Prahara Virus Covid 19 ini benar-benar memporak-porandakan dimensi kehidupan kita. Ia hadir bagaikan musuh yang menyerang membabi buta tanpa menunjukkan dimana ia berada. Tak peduli orang miskin atau kaya, rakyat atau pejabat dan lain sebagainya.
Wal hasil, Corona terus menjadi objek perbincangan publik. Mulai dari yang serius hingga dibuat serba menertawakan. Bayangkan, hadirnya Virus ini turut menggoyang kemapanan beragama selama ini. Dahulu, Imam, pemimpin Shalat, disunnahkan berseru; Luruskan dan Rapatkan Shaf. Saat Corona datang menghampiri, jaga jarak justeru diutamakan.
Dahulu, kita dianjurkan memakmurkan masjid. Namun kini, untuk sementara waktu, masjid, pengajian, majelis taklim dan kegiatan keagamaan lainnya, untuk sementara waktu ditiadakan.
Pembatasan yang berlangsung itu cukup membuat para elit Agama Islam mengalami proses dinamika yang terus berkembang. Mereka dituntut untuk mencetuskan Ijtihad yang mengedepankan fungsi-fungsi pencegahan melebihi dari hasrat menggapai pahala.
Mereka juga dituntut menemukan formulasi baru dalam kaifiyat beribadah, khususnya bagi tenaga medis, tanpa harus melepaskan Alat Pertahanan Diri (APD) dengan menggunakan prinsip-prinsip mudah dan memudahkan. Tapi bukan memudah-mudahkan.
Sampai disini, problematika Corona menjelma dalam dua wajah. Yakni wajah medis dan wajah teologis. Atau dengan kata lain, perjumpaan Sains dan Agama kembali diuji. Apakah keduanya dapat seiring sejalan, atau akan kembali mengalami jarak dan benturan keras. Corona sedang menguji kedua hal itu.
Misalnya, ketika pihak medis mengkategorisasikan zona pandemi; Merah, Kuning dan Hijau, apakah hal tersebut akan menjadi kategori pelaksanaan Ibadah juga? Ini menarik, sebab di lapangan, perdebatan ini memasuki tingkat yang cukup sengit.
Sekali lagi, ini tentang kehormatan sains dan martabat Agama. Sekali salah, akan menjadi olok-olokan publik, cercaan umat. Pihak medis tak mudah untuk mengungkap setiap persoalan, apalagi jika akan menimbulkan benturan sosial. Pun dengan para elit Agama, tidak boleh gegabah mengambil sikap parsial. Bahwa Corona adalah masalah medis dan bukan masalah Agama. Nah di sinilah, pentingnya, dalam kajian keagamaan, kita memerlukan perspektif terintegrasi. Tidak cukup jika hanya menggunakan piranti dasar pengetahuan Agama.

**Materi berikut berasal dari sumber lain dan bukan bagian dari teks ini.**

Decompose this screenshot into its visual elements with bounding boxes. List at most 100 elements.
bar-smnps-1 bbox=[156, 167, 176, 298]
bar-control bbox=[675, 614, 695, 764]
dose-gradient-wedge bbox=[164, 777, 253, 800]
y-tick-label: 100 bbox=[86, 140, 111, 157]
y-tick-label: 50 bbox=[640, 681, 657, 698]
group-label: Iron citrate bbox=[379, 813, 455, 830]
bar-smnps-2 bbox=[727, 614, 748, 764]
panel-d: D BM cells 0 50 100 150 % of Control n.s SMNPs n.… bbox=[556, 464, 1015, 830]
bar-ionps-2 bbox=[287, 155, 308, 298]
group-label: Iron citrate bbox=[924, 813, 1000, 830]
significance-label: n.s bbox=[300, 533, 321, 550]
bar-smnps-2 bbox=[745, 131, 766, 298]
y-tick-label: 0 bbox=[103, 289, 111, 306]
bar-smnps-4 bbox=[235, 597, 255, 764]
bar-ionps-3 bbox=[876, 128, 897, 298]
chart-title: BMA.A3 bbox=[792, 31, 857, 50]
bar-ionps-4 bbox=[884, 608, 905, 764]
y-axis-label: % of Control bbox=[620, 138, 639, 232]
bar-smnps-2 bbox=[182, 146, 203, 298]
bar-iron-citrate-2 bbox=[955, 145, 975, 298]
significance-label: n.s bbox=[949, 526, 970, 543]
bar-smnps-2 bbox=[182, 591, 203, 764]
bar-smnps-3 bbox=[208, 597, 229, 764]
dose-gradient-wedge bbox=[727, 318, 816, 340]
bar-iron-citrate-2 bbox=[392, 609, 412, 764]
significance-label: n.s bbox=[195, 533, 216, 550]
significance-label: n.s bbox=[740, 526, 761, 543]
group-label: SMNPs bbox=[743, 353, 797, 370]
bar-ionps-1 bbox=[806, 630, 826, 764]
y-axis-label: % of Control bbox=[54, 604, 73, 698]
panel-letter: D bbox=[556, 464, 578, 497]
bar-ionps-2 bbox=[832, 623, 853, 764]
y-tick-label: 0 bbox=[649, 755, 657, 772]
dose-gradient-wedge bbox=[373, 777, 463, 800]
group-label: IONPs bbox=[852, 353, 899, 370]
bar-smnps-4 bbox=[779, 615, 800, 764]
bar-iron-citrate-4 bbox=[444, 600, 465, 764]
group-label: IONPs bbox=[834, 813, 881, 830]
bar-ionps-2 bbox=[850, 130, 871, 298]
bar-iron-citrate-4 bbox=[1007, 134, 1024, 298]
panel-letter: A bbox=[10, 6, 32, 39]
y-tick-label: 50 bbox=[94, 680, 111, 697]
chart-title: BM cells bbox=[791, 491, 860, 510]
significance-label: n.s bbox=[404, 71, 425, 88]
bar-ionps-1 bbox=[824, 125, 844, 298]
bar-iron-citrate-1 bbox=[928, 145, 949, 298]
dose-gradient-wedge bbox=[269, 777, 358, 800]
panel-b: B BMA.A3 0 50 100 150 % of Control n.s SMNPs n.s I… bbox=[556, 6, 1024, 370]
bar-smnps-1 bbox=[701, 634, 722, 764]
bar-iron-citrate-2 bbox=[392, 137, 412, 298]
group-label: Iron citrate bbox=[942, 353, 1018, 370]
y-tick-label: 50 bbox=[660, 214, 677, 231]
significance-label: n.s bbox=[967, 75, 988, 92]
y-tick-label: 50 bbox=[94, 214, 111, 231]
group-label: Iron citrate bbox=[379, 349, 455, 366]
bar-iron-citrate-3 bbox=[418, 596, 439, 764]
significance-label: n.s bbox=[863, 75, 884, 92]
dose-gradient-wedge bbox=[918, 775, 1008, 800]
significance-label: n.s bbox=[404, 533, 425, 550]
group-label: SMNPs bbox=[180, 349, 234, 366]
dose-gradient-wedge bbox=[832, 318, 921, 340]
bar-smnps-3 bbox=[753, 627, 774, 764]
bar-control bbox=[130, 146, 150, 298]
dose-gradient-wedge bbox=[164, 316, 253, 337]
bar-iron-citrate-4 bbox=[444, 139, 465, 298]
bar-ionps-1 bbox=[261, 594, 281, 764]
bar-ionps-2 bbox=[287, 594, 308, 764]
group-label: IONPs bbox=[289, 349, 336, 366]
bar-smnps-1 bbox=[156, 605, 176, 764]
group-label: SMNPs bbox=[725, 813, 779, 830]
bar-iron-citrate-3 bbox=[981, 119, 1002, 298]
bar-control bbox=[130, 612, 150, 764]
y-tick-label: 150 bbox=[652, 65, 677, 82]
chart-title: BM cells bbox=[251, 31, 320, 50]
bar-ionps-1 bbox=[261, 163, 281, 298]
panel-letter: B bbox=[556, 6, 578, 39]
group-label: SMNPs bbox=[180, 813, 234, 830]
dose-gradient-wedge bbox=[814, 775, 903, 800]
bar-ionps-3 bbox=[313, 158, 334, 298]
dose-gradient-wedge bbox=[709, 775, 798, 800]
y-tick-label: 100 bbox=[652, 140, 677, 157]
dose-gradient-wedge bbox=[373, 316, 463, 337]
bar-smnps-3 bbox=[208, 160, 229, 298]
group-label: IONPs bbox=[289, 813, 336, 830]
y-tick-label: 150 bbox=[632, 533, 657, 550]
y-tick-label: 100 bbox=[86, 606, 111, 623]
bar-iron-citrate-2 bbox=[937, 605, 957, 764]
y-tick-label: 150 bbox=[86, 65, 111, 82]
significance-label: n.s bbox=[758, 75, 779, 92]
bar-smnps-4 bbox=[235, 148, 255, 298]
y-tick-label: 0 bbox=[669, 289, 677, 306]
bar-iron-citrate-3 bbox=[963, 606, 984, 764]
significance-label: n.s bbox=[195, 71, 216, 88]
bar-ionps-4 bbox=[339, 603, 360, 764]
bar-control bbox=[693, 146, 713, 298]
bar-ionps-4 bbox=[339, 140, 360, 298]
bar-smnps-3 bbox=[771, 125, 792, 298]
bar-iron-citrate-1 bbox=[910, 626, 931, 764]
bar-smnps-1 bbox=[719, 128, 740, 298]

Penentuan zona misalnya, tentu tidak berdiri sendiri. Kita mesti memahami mekanisme kerja virus. Ia tak pernah hadir dengan prinsip sadar ruang. Kedatangan gerombolan Virus itu tak mau tahu soal zona merah, kuning dan hijau. Corona juga tak peduli, antara pasar, mall, masjid, atau gereja. Semuanya dihantam, semuanya disamaratakan.
Jika seperti ini model kerja virus, lalu dengan alasan apa untuk bertahan pada kategori di atas sebagai alasan boleh-tidaknya shalat di Masjid? Karena itu, tugas intelektual adalah berusaha sekuat tenaga dan pikiran untuk tak membuat jarak terlampau jauh antara Sains dan Agama. Jika memang tak ingin menyebut bahwa keduanya bukan hal yang mesti dipisahkan.
Maka, di saat kondisi darurat seperti sekarang, ini tugas paramedis untuk berhati-hati melontarkan setiap peristiwa dan perkembangan Covid 19. Sebaliknya, agamawan diminta agar lebih terbuka dalam setiap persoalan. Ini bukan hanya urusan halal-haram. Ini terkait dengan masalah empati kemanusiaan kita yang sedang diuji. Sebab, tak elok jadi pemburu surga, di tengah pandemi yang mematikan kelangsungan hidup manusia.